Como irá, então, funcionar toda esta redação delirante? Simei estabelece as regras: “Hoje em dia, o destino de um diário é parecer-se com uma revista semanal. Falaremos daquilo que poderia acontecer amanhã, com artigos de fundo e antecipações inesperadas” e assim se inicia a sua segunda realidade, e vamos mergulhar dentro de um grupo onde há paranoicos, especialistas em intrigas e até um agente secreto. Estamos em 1992, tudo se vai passar entre abril e junho desse ano. Todo o manual de procedimentos, todo o livro de estilo jornalístico se vai desbobinando: como um desmentido poderá ser perversamente achincalhado, como por meio de insinuações uma reportagem eventualmente inócua se transforme em lodo ou numa insinuação ignóbil, como se deve divertir o leitor dando-lhe entretenimento bronco… As notícias devem ser postas do avesso, miradas e remiradas, torcidas e distorcidas. Há poluição atmosférica? Mas para quê continuar a alarmar a opinião pública, tudo isso deve ser deixado para os ecologistas.
O ideal é entreter, pesquisar o absurdo. Por exemplo, as falsas Ordens de Malta. “Existem dezasseis, não confundir com a autêntica Ordem Soberana e Militar Hospitaleira de S. João de Jerusalém, de Rhodes e de Malta. Todas têm mais ou menos ou mesmo nome”. E enumeram-se entidades falsas, com conexões bizarras, aparecem escroques retintos, tarados encartados. O importante é fazer notícias, publicar horóscopos felizes, e nas entrelinhas deixar o lodo rescender. O dirigente desta manipulação em marcha também se engana. Atenda-se que estamos em 1992 e alguém na redação lhe sugere se faça uma reportagem sobre o fenómeno dos telemóveis, ele torce o nariz, é um fenómeno que não vai durar, os telemóveis são caríssimos, ninguém quer andar a telefonar a toda a gente a todo o momento, ninguém quererá perder a conversação privada, é uma moda destinada a esgotar-se no espaço de um ano…
O zénite de todo este carrossel de loucura é dado por um redator chanfrado que julga ter alcançado um dos grandes segredos do século XX: existia Mussolini, quem foi fuzilado no Como foi um sósia.

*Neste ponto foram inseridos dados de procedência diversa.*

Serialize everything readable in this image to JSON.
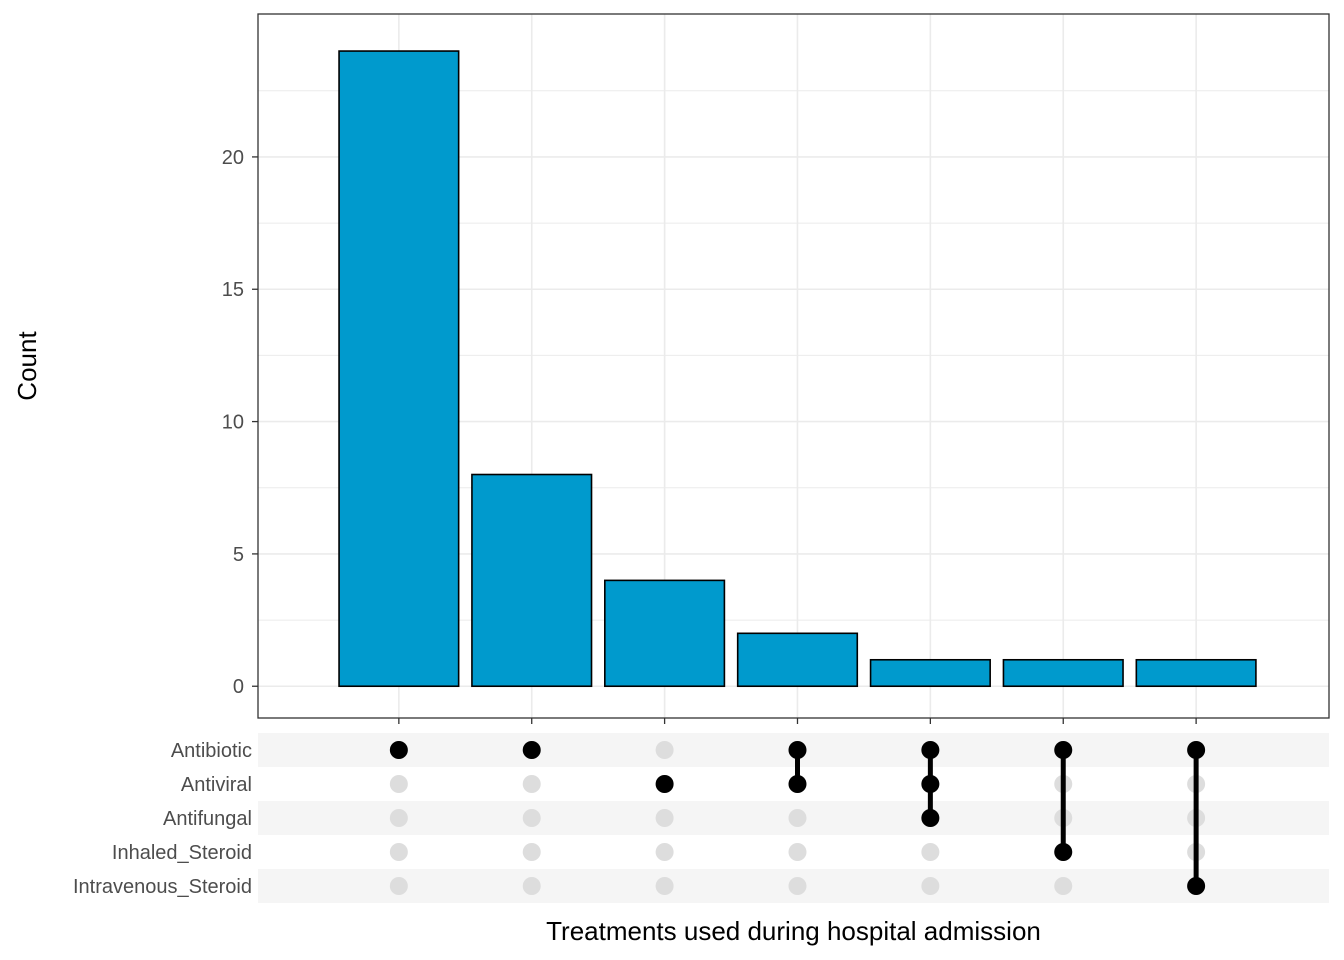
{
  "chart_data": {
    "type": "bar",
    "subtype": "upset",
    "title": "",
    "xlabel": "Treatments used during hospital admission",
    "ylabel": "Count",
    "ylim": [
      -1.2,
      25.4
    ],
    "yticks": [
      0,
      5,
      10,
      15,
      20
    ],
    "ytick_labels": [
      "0",
      "5",
      "10",
      "15",
      "20"
    ],
    "grid": true,
    "sets": [
      "Antibiotic",
      "Antiviral",
      "Antifungal",
      "Inhaled_Steroid",
      "Intravenous_Steroid"
    ],
    "intersections": [
      {
        "sets": [
          "Antibiotic"
        ],
        "count": 24
      },
      {
        "sets": [
          "Antibiotic"
        ],
        "count": 8
      },
      {
        "sets": [
          "Antiviral"
        ],
        "count": 4
      },
      {
        "sets": [
          "Antibiotic",
          "Antiviral"
        ],
        "count": 2
      },
      {
        "sets": [
          "Antibiotic",
          "Antiviral",
          "Antifungal"
        ],
        "count": 1
      },
      {
        "sets": [
          "Antibiotic",
          "Inhaled_Steroid"
        ],
        "count": 1
      },
      {
        "sets": [
          "Antibiotic",
          "Intravenous_Steroid"
        ],
        "count": 1
      }
    ],
    "values": [
      24,
      8,
      4,
      2,
      1,
      1,
      1
    ],
    "colors": {
      "bar_fill": "#009ACD",
      "bar_stroke": "#000000",
      "dot_active": "#000000",
      "dot_inactive": "#DDDDDD",
      "stripe": "#F5F5F5",
      "grid": "#EBEBEB",
      "panel_border": "#333333"
    }
  }
}
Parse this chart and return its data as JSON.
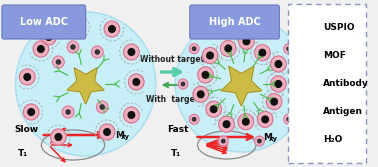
{
  "bg_color": "#f0f0f0",
  "left_title": "Low ADC",
  "right_title": "High ADC",
  "title_bg": "#8899dd",
  "circle_color": "#c8eef8",
  "circle_edge": "#aaddee",
  "mof_color": "#ccbb44",
  "mof_edge": "#998822",
  "uspio_fill": "#f0b0c0",
  "uspio_edge": "#cc6688",
  "uspio_center": "#111111",
  "antibody_color": "#44bb44",
  "antigen_color": "#aaddaa",
  "antigen_spike": "#55aa55",
  "water_fill": "#f0b0c8",
  "water_edge": "#cc6688",
  "chain_color": "#999999",
  "arrow_green1": "#55ccaa",
  "arrow_green2": "#44aa55",
  "arrow_red": "#ee2222",
  "text_color": "#222222",
  "legend_border": "#8899bb",
  "without_target": "Without target",
  "with_target": "With  target",
  "slow_text": "Slow",
  "fast_text": "Fast",
  "t1_text": "T₁",
  "mxy_text": "M",
  "mxy_sub": "xy",
  "legend_items": [
    "USPIO",
    "MOF",
    "Antibody",
    "Antigen",
    "H₂O"
  ]
}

A partir da Argentina, o ditador preparara o regresso e daí o enredo tenebroso: o Gladio, as odiosas lojas maçónicas como a P2, o assassínio do Papa João Paulo I, os enredos da CIA, as Brigadas Vermelhas manobradas pelos serviços secretos, todo isto podia ser mentira ou pura invenção, até que na transmissão da BBC parecia provar que era tudo verdade.
Então o jornalista aparece assassinado, Simei manda apressadamente desmontar o jornal que iria fazer os números zeros, o narrador encontra paz e junta os trapinhos com a menina que fazia os horóscopos.
Como se escreve na contracapa do livro de Umberto Eco, “este é o manual perfeito para o mau jornalismo que, gradualmente, nos impossibilita de distinguir uma invenção de um direto”.
É a realidade da segunda realidade, fabricada para manipular, aumentar as vendas ou as audiências, para ganhar as eleições com os ardis mais ignóbeis. Um livro avassalador, cáustico, surpreendente, daquele Umberto Eco que esteve sempre à frente do tempo, mesmo quando a sua ficção se embrenhava no passado.